No significant changes in reproductive organs (i.e., gross, microscopic or histologic lesions or organ weights) or sperm motility, counts or morphology were observed in rats and dogs following 28 days of repeated dosing with intravenously administered artesunate. However, in the published literature, rats and mice administered oral or intraperitoneal artesunate as a single dose or repeated dosing (3 days to 6 weeks) displayed histopathological changes of the seminiferous tubules and altered spermatogenesis (increased percentage of abnormal sperm and/or decreased sperm motility and viability) at doses ranging from approximately 0.2- to 1.3-times the clinical dose based on BSA comparisons. Given the conflicting findings, in the absence of fertility study(ies) conducted with intravenously administered artesunate, the clinical relevance of the animal data on human fertility is uncertain.

16.1 How Supplied

Artesunate for Injection is supplied as follows:

•

110 mg, white or almost white, sterile, fine crystalline powder for constitution in single-dose, clear glass vials sealed with a rubber stopper (not made with natural rubber latex) and an aluminum overseal

•

Clear glass vials of a sterile diluent for constitution are sealed with a rubber stopper (not made with natural rubber latex) and an aluminum overseal.

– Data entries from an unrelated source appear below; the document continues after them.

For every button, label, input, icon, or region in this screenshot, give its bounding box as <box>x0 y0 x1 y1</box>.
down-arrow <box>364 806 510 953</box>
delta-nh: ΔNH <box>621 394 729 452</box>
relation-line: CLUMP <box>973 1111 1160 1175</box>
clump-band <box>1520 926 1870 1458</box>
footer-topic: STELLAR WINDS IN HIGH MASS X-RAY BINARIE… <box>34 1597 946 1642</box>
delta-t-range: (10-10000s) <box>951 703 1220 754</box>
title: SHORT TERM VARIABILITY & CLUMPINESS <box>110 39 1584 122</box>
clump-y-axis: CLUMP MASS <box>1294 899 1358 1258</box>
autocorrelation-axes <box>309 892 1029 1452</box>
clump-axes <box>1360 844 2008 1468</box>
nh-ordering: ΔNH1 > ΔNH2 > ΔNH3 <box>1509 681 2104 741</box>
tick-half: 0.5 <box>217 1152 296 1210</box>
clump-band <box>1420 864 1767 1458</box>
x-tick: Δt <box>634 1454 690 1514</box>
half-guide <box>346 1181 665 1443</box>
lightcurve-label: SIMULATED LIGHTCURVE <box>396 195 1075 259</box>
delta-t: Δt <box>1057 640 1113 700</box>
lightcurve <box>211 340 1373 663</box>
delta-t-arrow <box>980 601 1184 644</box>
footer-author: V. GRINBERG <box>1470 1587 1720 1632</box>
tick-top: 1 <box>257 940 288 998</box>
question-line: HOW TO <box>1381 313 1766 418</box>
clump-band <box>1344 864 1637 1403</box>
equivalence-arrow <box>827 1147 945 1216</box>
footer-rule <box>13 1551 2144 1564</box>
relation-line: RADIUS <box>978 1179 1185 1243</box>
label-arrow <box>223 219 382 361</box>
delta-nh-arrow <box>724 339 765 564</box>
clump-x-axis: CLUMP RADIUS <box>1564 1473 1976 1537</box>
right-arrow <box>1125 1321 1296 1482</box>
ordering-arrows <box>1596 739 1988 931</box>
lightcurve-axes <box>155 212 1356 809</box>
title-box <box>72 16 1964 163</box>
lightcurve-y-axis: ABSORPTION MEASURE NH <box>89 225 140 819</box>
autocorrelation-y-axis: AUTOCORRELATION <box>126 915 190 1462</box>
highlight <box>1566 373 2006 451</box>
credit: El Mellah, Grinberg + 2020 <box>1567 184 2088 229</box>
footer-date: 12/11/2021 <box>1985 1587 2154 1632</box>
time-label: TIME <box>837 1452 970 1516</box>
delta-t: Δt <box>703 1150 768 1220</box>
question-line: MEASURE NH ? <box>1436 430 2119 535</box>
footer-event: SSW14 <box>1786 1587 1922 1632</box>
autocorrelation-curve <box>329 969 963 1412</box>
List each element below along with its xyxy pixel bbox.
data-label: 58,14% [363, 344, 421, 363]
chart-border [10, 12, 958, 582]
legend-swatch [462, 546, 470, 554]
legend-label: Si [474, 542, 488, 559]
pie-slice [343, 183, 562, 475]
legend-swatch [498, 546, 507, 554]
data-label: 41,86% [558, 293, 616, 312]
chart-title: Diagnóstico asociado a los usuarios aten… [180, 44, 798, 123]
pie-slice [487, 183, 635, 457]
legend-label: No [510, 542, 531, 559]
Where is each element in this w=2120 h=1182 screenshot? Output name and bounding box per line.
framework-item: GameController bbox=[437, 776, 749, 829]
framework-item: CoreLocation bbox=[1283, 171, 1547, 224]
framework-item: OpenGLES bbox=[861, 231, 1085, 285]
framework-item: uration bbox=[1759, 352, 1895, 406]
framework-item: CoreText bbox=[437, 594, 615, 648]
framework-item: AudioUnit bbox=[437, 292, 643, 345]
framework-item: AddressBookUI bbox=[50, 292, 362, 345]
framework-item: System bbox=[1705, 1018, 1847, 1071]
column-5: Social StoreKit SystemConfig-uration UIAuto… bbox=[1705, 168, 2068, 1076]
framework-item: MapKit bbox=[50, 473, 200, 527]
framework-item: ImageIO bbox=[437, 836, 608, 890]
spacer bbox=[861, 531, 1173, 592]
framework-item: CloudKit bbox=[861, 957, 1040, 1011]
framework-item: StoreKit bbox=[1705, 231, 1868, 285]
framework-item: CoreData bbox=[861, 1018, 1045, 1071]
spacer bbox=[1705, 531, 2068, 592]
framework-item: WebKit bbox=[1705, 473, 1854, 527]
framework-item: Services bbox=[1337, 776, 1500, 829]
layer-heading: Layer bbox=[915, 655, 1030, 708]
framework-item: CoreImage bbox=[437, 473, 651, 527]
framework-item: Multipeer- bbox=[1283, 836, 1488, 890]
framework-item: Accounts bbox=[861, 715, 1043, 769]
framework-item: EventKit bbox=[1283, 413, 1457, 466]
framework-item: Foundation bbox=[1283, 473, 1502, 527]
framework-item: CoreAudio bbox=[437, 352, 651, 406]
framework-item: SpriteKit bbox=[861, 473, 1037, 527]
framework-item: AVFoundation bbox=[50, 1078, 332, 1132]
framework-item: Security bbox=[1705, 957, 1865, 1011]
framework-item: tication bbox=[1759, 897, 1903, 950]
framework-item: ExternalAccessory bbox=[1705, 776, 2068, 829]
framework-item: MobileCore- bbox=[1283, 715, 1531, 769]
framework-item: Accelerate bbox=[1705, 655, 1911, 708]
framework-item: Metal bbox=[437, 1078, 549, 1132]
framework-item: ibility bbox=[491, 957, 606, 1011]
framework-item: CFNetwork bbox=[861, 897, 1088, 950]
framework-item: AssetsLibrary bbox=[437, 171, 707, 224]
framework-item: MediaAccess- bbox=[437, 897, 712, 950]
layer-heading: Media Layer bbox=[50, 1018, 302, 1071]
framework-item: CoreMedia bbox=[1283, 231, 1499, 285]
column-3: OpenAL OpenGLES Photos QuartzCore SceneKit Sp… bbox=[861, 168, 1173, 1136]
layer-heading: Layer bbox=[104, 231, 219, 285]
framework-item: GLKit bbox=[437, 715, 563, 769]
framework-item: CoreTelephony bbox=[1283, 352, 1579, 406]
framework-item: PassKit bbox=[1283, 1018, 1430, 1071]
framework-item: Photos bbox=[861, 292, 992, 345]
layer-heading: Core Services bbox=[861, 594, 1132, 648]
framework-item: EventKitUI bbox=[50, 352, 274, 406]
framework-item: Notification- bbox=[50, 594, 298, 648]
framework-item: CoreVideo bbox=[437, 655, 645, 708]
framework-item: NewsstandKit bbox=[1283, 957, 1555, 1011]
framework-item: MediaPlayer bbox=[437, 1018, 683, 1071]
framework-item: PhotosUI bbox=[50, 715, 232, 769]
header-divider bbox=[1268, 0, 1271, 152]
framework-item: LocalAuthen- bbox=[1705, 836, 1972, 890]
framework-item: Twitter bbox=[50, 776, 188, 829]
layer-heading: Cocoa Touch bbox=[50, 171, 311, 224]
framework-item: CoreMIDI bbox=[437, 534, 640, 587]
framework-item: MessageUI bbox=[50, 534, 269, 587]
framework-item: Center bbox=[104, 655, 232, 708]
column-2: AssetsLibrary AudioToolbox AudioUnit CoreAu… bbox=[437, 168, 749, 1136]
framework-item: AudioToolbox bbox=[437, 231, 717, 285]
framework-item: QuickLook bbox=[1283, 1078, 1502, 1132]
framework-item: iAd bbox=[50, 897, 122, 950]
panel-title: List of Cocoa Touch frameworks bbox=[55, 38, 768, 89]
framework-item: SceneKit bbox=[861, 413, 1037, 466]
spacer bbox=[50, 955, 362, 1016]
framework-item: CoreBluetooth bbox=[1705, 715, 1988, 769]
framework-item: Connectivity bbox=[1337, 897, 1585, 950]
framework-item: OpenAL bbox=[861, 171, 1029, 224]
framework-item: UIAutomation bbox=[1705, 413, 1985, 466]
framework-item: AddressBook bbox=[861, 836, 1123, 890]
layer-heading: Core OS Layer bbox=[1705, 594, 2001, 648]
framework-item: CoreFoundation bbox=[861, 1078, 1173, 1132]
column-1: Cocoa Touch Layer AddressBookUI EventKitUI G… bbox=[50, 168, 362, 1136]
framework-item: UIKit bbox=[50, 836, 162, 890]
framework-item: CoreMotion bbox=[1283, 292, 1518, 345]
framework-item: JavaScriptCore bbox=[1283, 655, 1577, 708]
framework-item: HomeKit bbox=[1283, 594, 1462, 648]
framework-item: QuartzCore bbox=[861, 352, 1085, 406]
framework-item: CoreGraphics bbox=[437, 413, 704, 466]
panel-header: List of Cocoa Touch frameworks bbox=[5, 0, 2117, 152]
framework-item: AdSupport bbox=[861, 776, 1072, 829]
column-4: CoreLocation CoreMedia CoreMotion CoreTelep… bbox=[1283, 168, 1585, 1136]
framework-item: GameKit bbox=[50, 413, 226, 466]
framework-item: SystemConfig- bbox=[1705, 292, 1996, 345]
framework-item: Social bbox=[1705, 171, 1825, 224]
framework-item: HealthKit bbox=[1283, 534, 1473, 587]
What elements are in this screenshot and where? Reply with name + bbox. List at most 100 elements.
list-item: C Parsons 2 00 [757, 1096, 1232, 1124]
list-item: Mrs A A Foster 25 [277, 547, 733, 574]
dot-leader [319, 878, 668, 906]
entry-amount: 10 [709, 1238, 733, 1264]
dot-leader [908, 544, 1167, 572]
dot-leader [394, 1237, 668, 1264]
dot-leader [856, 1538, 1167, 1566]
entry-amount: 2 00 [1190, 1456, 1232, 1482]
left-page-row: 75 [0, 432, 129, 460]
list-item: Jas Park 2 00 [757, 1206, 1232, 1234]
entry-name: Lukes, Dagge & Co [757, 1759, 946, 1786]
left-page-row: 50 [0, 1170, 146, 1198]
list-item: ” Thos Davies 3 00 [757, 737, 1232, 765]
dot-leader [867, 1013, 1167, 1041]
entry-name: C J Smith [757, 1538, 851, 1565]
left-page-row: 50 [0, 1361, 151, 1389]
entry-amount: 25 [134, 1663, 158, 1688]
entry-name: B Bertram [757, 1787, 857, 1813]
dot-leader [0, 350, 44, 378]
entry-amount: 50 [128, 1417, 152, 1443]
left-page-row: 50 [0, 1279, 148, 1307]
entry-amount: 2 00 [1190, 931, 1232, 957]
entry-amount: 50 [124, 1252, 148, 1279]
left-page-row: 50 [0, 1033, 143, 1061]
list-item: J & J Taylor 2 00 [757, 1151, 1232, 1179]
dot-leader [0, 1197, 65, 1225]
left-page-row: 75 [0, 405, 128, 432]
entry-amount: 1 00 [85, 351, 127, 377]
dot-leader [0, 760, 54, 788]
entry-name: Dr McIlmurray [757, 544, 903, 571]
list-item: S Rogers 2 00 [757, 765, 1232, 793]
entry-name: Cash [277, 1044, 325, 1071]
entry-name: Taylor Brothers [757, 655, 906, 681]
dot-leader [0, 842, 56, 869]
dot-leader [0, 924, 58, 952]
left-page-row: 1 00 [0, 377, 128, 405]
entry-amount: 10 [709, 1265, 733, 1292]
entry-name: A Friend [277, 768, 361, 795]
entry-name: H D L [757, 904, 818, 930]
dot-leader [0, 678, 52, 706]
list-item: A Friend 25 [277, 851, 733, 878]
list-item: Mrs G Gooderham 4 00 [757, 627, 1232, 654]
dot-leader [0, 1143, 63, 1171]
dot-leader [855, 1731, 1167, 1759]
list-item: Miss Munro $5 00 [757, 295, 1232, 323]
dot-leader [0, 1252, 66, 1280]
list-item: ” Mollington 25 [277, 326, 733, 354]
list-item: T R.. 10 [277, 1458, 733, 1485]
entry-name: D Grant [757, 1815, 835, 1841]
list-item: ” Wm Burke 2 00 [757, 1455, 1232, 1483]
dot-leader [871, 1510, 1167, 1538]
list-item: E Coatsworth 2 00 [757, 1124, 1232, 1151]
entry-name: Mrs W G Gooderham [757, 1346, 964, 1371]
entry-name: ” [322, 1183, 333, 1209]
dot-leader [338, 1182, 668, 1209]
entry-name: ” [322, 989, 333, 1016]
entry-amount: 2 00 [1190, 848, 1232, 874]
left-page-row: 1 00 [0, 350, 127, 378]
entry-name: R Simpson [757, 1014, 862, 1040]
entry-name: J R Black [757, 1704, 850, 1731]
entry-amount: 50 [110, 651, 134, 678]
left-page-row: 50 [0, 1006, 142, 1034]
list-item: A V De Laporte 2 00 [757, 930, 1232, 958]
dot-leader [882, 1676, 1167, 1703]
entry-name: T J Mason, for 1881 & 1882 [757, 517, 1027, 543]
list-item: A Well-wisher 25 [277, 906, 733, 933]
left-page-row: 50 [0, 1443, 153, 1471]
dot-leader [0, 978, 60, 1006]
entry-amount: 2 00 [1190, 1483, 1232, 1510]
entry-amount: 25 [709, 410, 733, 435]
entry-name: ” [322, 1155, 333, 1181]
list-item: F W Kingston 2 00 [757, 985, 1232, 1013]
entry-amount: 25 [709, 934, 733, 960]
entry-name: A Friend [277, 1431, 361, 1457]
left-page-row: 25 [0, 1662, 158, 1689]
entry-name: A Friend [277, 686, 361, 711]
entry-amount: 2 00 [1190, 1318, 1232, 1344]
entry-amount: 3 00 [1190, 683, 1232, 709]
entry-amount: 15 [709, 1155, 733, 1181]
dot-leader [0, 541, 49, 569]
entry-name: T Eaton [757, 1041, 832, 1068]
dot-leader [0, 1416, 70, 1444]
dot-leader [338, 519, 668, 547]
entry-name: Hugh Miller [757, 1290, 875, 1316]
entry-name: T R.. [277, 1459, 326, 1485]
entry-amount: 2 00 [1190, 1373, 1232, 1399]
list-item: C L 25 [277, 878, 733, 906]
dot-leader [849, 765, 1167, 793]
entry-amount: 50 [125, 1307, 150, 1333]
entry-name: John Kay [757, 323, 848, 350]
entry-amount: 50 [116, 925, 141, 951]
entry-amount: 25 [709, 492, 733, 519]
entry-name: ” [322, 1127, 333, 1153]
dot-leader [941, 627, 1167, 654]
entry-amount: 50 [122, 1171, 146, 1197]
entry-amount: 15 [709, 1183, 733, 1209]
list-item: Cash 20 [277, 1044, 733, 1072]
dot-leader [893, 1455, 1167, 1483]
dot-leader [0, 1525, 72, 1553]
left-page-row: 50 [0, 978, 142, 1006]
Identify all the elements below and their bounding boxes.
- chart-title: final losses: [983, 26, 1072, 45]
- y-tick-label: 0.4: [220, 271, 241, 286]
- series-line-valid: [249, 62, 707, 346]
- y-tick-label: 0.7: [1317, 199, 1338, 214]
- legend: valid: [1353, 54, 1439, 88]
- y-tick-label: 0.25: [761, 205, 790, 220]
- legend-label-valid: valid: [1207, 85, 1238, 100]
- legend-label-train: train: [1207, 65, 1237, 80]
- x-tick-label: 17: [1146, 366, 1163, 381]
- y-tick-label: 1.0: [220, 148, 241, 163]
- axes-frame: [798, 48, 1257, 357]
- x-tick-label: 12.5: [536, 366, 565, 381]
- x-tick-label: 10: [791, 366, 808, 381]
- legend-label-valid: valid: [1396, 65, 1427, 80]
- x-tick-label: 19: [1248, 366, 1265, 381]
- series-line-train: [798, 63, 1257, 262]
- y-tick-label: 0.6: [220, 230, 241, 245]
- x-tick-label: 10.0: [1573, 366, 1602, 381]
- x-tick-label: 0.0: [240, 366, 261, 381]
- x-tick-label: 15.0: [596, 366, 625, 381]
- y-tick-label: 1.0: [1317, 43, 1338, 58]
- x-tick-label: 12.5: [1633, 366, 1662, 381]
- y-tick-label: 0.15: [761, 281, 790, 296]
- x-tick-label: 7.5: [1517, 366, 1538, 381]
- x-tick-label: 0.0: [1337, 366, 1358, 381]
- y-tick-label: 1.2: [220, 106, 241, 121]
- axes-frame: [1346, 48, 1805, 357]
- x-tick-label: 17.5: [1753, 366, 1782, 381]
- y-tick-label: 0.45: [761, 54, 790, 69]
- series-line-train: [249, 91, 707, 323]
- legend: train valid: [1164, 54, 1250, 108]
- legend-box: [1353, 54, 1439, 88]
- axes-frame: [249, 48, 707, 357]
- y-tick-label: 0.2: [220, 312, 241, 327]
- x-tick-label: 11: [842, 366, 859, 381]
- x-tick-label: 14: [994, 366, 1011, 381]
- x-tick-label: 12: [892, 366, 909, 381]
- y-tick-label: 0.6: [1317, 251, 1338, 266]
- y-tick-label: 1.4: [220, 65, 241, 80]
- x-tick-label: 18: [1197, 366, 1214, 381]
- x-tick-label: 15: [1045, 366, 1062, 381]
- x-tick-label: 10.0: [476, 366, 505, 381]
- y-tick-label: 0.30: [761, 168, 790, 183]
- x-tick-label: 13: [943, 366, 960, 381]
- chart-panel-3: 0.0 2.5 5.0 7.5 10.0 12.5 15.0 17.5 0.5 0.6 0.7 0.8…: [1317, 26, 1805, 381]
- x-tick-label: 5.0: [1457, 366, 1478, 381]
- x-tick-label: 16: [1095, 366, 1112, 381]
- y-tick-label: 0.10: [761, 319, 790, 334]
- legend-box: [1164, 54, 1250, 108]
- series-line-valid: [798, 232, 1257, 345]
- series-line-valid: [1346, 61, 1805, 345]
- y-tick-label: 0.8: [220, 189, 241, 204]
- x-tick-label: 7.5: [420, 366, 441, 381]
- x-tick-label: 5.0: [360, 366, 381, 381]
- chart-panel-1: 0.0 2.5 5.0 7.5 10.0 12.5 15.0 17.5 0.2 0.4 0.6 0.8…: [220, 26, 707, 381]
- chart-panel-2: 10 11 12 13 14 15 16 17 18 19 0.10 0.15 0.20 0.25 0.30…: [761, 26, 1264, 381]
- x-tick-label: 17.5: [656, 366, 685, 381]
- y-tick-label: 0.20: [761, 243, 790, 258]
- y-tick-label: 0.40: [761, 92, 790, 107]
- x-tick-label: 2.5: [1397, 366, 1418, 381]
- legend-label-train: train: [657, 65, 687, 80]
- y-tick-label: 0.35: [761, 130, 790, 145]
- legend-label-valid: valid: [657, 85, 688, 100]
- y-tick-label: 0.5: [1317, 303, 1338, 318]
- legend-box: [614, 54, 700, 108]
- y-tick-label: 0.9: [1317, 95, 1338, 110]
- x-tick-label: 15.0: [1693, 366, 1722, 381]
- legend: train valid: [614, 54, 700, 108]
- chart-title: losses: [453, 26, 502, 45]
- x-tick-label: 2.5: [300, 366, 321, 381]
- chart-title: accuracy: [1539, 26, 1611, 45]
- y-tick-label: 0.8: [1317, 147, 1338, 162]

Artesunate for Injection single-dose vial: NDC 73607-002-01

Sterile Diluent for Constitution single-dose vial: NDC 73607-003-02

Packages of 4 total vials (2 vials of Artesunate for Injection, 110 mg and 2 vials sterile diluent for Artesunate for Injection): NDC 73607-011-11

16.2 Storage and Handling

Store vials of Artesunate for Injection and sterile diluent in the carton at 20°C to 25°C (68°F to 77°F); excursions permitted to 15°C to 30°C (59°F to 86°F) [See USP Controlled Room Temperature]. Do not freeze. Avoid exposure to heat. Keep protected from light. Do not use beyond the expiration date.